Providing access to class loaders
Many services in JViews need to look up a resource. Since the classical way to provide access to resources is a class loader, JViews uses class loaders for this purpose. But in Eclipse/RCP applications, each plug-in corresponds to a class loader, and the JViews class loader sees only its own resources, not the application resources. To fix this problem, you can register plug-in class loaders with JViews through the IlvClassLoaderUtil.registerClassLoader function. Each resource lookup then considers the registered class loaders and, if the plug-ins are configured accordingly, also considers the dependencies of the registered class loaders.

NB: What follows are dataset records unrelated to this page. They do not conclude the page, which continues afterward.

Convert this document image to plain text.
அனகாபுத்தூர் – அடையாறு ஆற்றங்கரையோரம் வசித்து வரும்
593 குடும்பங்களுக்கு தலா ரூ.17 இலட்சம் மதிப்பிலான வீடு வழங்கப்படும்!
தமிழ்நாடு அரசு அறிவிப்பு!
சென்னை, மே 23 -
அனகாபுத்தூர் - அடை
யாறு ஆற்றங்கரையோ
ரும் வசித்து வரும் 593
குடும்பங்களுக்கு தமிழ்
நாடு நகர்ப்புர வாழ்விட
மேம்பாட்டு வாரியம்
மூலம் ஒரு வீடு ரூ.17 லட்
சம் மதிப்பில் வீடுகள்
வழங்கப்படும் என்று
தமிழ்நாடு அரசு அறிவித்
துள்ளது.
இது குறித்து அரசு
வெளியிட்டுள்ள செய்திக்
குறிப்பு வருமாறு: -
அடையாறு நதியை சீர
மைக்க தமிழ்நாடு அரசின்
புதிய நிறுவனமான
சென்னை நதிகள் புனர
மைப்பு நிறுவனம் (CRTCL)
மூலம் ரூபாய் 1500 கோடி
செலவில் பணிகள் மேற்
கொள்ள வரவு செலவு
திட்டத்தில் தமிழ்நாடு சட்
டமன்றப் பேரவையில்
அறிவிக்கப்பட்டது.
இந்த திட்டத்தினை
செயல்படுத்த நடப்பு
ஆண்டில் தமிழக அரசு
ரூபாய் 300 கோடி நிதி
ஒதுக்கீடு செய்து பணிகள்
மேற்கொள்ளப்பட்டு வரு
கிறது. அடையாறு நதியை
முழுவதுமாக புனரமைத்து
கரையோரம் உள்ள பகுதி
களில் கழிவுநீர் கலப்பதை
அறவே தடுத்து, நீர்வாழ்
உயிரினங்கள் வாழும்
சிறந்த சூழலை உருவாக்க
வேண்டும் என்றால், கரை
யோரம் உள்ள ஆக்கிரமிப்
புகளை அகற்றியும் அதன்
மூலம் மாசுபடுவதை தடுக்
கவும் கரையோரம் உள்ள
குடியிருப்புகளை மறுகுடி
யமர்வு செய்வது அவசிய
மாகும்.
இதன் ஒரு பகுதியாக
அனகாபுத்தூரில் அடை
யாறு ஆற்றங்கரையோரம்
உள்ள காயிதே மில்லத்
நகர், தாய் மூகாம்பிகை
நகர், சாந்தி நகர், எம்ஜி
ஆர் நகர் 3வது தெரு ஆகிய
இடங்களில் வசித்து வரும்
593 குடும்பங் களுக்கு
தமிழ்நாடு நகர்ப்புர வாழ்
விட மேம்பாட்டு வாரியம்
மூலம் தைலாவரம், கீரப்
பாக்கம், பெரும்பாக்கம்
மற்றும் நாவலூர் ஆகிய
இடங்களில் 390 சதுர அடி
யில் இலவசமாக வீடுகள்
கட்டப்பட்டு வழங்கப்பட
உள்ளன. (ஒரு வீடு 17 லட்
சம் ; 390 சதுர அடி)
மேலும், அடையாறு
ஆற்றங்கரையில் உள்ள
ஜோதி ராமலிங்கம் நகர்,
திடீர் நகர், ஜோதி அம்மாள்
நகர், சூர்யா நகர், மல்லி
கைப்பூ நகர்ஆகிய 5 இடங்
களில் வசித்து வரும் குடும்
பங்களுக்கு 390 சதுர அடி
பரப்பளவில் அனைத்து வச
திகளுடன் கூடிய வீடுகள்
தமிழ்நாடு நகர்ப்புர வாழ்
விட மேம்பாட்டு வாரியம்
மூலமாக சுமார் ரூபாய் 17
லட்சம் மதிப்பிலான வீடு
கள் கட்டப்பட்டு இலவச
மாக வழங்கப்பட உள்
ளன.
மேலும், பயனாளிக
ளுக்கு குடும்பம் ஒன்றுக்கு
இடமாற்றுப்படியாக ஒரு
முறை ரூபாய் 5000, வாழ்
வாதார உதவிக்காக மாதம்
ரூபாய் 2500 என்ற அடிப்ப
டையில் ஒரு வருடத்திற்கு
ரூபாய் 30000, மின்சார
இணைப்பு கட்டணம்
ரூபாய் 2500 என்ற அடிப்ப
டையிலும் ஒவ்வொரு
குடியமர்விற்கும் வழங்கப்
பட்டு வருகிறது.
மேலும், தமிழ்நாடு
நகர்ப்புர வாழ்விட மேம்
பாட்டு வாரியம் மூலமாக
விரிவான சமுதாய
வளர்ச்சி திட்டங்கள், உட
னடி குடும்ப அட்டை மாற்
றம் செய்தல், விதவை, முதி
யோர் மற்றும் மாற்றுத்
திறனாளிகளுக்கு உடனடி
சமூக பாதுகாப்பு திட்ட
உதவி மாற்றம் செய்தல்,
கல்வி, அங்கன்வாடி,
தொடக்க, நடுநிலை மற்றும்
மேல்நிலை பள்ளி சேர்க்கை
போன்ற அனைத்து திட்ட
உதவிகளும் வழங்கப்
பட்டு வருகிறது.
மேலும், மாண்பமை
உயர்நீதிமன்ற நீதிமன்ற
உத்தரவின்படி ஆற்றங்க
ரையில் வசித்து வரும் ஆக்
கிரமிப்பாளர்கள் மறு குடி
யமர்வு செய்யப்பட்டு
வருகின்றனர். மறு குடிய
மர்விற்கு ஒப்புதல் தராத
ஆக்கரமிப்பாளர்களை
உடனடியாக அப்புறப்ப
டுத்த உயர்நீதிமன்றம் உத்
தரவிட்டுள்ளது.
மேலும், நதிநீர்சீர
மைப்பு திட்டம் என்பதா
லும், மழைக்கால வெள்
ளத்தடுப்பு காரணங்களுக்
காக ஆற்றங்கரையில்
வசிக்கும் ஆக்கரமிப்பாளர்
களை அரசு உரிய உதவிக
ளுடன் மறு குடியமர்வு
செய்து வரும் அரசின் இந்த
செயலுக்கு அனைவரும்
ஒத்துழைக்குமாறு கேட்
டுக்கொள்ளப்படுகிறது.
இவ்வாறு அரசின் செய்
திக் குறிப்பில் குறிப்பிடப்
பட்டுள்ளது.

The code for doing this is usually located in a plug-in activator class. For example:
public class MyPluginActivator extends AbstractUIPlugin
{
    /**
     * This method is called upon plugin activation
     */
    public void start(BundleContext context) throws Exception {
      super.start(context);
      IlvClassLoaderUtil.registerClassLoader(getClass().getClassLoader());
    }
 
    /**
     * This method is called when the plugin is stopped
     */
    public void stop(BundleContext context) throws Exception {
      super.stop(context);
      IlvClassLoaderUtil.unregisterClassLoader(getClass().getClassLoader());
    }
 
  }
The overriding of stop() is necessary so that, when the plug-in gets unloaded, JViews gets notified about the plug-in that is going to stop and can drop references to its resources or instances of its classes. The activator plug-in is usually also the place where IlvProductUtil.registerApplication is called.